Der Europäische Gerichtshof (EuGH) hat am Mittwoch in Luxemburg entschieden, dass mit der Mutagenese-Technologie manipulierte Pflanzensorten rechtlich als gentechnisch verändert gelten und somit auch als "gentechnisch veränderte Organismen" (GVO) gekennzeichnet werden müssen. Davon ausgenommen seien die mit Mutagenese-Verfahren gewonnenen Organismen, die seit langem als sicher gelten.
Allerdings stünde es den EU-Staaten frei, diese als sicher geltenden Organismen unter Beachtung des Unionsrechts den in der GVO-Richtlinie vorgesehenen oder anderen Verpflichtungen zu unterwerfen, urteilten die EU-Richter. Mit "Mutagenese" werden alle Verfahren bezeichnet, die es - anders als die Transgenese - ermöglichen, das Erbgut lebender Arten ohne Einführung einer fremden DNS zu verändern. Dank der Mutagenese-Verfahren konnten Saatgutsorten mit Resistenzen gegen ausgewählte Herbizide entwickelt werden.
Der Umstand, dass als sicher geltende Organismen vom Geltungsbereich der Richtlinie ausgeschlossen seien, bedeute nicht, dass interessierte Personen sie nach Belieben absichtlich freisetzen oder in der Union als Produkte oder in Produkten in den Verkehr bringen dürften, urteilte der EuGH. Den EU-Staaten stünde es somit frei, unter Beachtung des Unionsrechts und insbesondere der Regeln über den freien Warenverkehr, Rechtsvorschriften zu erlassen.
Die GVO-Richtlinie gelte auch für Organismen, die mit Mutagenese-Verfahren gewonnen werden, die erst nach dem Erlass der Richtlinie entstanden seien, führte der Gerichtshof aus. Die mit dem Einsatz dieser neuen Mutagenese-Verfahren verbundenen Risiken seien vergleichbar mit den bei der Erzeugung und Verbreitung von GVO im Wege der Transgenese auftretenden Risiken. Daher würde durch den Ausschluss der mit den neuen Mutagenese-Verfahren gewonnenen Organismen aus dem Anwendungsbereich der GVO-Richtlinie deren Ziel beeinträchtigt, schädliche Auswirkungen auf die menschliche Gesundheit und die Umwelt zu verhindern.
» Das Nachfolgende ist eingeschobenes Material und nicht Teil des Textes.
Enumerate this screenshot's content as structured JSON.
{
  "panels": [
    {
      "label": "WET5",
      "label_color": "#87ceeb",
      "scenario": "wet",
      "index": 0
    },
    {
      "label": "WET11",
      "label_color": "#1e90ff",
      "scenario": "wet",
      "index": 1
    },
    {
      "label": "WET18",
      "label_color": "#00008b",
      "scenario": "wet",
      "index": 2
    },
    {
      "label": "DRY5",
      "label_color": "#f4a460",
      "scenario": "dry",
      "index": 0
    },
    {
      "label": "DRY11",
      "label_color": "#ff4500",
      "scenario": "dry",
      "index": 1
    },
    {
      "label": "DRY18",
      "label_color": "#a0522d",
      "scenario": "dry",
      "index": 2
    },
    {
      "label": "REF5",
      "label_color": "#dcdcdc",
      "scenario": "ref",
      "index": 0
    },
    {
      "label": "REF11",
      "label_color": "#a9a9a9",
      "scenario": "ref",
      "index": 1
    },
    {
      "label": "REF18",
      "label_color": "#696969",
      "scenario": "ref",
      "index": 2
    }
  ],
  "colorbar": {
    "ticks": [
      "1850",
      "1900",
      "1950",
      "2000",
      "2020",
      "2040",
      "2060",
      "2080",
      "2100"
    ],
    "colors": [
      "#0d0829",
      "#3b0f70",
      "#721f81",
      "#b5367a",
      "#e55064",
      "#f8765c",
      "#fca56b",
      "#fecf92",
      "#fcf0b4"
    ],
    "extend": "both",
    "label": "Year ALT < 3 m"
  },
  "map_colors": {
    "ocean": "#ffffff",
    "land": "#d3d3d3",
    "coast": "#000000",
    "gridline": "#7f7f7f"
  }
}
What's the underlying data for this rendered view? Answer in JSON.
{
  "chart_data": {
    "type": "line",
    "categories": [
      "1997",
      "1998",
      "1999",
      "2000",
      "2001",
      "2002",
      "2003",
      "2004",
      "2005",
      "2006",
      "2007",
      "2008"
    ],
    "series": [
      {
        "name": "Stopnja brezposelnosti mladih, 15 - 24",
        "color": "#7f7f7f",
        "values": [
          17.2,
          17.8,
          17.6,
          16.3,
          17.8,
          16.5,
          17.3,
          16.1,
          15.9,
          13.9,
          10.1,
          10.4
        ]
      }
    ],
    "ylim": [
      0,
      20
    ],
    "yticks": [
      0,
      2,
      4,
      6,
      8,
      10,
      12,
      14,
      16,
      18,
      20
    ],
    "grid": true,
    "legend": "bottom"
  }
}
Weiters kam der EuGH zu dem Ergebnis, dass der Begriff "genetisch veränderte Sorte" als Bezugnahme auf den in der GVO-Richtlinie verwendeten Begriff des genetisch veränderten Organismus zu verstehen sei. Durch Mutagenese gewonnene Sorten, die unter diese Richtlinie fallen, müssten die genannte Voraussetzung erfüllen. Die mit Mutagenese-Verfahren - die herkömmlich bei einer Reihe von Anwendungen verwendet wurden und seit langem als sicher gelten - gewonnenen Sorten seien hingegen von dieser Verpflichtung ausgenommen.
Mögliche Auswirkungen auf Menschen
Mehrere französische Verbände hatten in ihrer Klage argumentiert, dass mit dem technischen Fortschritt neue Mutagenese-Verfahren entwickelt worden seien, mit denen gezielte Mutationen in Genen und dadurch schädliche Auswirkungen auf die Gesundheit des Menschen möglich seien. Sie forderten spezielle Kennzeichnungen. Die Luxemburger Richter folgten dieser Argumentation nun weitgehend.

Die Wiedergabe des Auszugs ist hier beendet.